Ron Gabriel pushed past a tripod-mounted camera directly in front of them, a huge grin on his face.

“Only kidding, buhbula. Don’t panic.”

He was wearing nothing but a bath towel draped around his middle. He was a smallish, compactly built man in his thirties, Oxnard guessed: dark straight hair cut in the latest neo-Victorian mode, blazing dark eyes, hairy chest, the beginnings of a pot belly.

He grabbed Brenda and kissed her mightily. Then turning casually to Oxnard, he asked, “You her husband or something?”

“Or something,” Oxnard replied, feeling testy. “Hey come on, I’m paying overtime already!”

A large, lumpy, bearded man stepped out from behind the cameras. He was swathed in a green and purple dashiki. Some sort of optical viewer hung from a silver cord around his neck.

Gabriel grabbed Brenda and Oxnard by the arms and walked them back behind the cameras.

“What’s going on?” Brenda asked.

“I’m renting my foyer to Roscoe for filming his latest epic.”

“Roscoe?” Oxnard was impressed. “The guy who did the underground film festival at Radio City Music Hall?”

“Who else?” Gabriel answered.

Now it all made sense to Oxnard. Two dozen girls of starlet dimensions stood around languidly, in various styles of undress. A couple of muscular, hairy guys were doing pushups over in a far comer of the foyer. Electricians, lighting women, camera persons of indeterminate gender, and a few other handymen were busily moving cameras and lights around the long, narrow foyer.

“All right already!” Roscoe bellowed in a voice four times too large for Grand Central Station. “Everybody take their places for the grope scene!”

Brenda said, “I’m awfully chilled. Could I borrow a hot shower?”

“Sure,” Gabriel said. “Throw your clothes in the dryer and grab a couple of robes out of my closet. Brenda, you know where everything is. Show him around.”

Oxnard stammered, “Uh… we’re not… not together. I mean, not like that.” Dammit! he raged to himself. Why should I feel embarrassed?

With a grin, Gabriel led him to the guest room and took a terryplastic robe from a drawer.

“Gotta get back to work now,” he said.

“You’re in the movie?”

Gabriel’s grin broadened. “I’m an assistant groper.”

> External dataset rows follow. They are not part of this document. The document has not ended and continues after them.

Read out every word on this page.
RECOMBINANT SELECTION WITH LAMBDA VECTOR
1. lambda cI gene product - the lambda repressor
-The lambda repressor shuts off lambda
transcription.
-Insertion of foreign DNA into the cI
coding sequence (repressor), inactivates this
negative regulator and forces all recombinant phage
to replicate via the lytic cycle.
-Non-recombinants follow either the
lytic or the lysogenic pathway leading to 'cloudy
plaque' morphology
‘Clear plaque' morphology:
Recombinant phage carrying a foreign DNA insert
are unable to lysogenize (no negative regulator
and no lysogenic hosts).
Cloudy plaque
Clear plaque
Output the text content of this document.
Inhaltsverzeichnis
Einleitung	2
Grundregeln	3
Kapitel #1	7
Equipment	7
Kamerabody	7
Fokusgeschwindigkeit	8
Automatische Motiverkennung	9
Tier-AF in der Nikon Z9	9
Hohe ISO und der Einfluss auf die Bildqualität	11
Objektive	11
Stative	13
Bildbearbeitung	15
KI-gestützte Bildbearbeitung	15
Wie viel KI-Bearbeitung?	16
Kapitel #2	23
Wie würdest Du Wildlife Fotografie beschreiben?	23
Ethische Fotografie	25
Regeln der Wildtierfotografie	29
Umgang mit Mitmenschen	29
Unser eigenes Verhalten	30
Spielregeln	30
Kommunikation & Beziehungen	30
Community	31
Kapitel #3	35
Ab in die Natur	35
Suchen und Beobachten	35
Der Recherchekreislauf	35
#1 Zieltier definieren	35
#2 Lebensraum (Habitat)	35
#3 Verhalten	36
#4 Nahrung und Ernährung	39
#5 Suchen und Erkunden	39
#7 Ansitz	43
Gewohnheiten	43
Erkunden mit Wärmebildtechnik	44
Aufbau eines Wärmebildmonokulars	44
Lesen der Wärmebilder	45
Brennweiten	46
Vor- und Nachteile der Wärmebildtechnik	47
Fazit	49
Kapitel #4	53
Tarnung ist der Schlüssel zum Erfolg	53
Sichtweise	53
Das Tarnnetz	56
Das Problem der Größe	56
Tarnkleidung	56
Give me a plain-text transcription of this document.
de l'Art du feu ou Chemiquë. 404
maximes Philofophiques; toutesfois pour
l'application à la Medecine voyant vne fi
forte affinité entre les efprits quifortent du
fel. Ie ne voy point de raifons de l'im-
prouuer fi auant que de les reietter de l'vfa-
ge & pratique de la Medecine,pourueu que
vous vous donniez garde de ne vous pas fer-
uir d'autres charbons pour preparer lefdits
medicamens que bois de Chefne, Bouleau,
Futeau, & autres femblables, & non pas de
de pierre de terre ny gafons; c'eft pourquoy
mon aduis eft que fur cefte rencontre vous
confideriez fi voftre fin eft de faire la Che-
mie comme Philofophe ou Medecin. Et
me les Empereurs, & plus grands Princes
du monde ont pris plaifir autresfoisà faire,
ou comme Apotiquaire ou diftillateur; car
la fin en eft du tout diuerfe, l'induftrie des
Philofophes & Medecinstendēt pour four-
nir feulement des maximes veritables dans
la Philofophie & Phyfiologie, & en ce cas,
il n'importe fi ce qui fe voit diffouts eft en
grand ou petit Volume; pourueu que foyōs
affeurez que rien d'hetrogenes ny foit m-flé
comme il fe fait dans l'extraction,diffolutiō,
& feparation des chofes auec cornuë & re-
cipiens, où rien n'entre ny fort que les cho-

Brenda looked good with a rich brown robe pulled snugly around her, Oxnard decided. One glance in a mirror after his steamshower had convinced him that wearing a robe two sizes too small was better than prancing around nude. But not much. His hairy legs showed to midcalf. He had to be careful how he sat.

Brenda, Gabriel and Ornard were sitting in the living room. It was furnished in old-fashioned Nineteen Sixties style, with authentic green berets and protest posters artfully arranged here and there. The walls were covered with paintings, drawings, sketches—all from stories that Gabriel had written.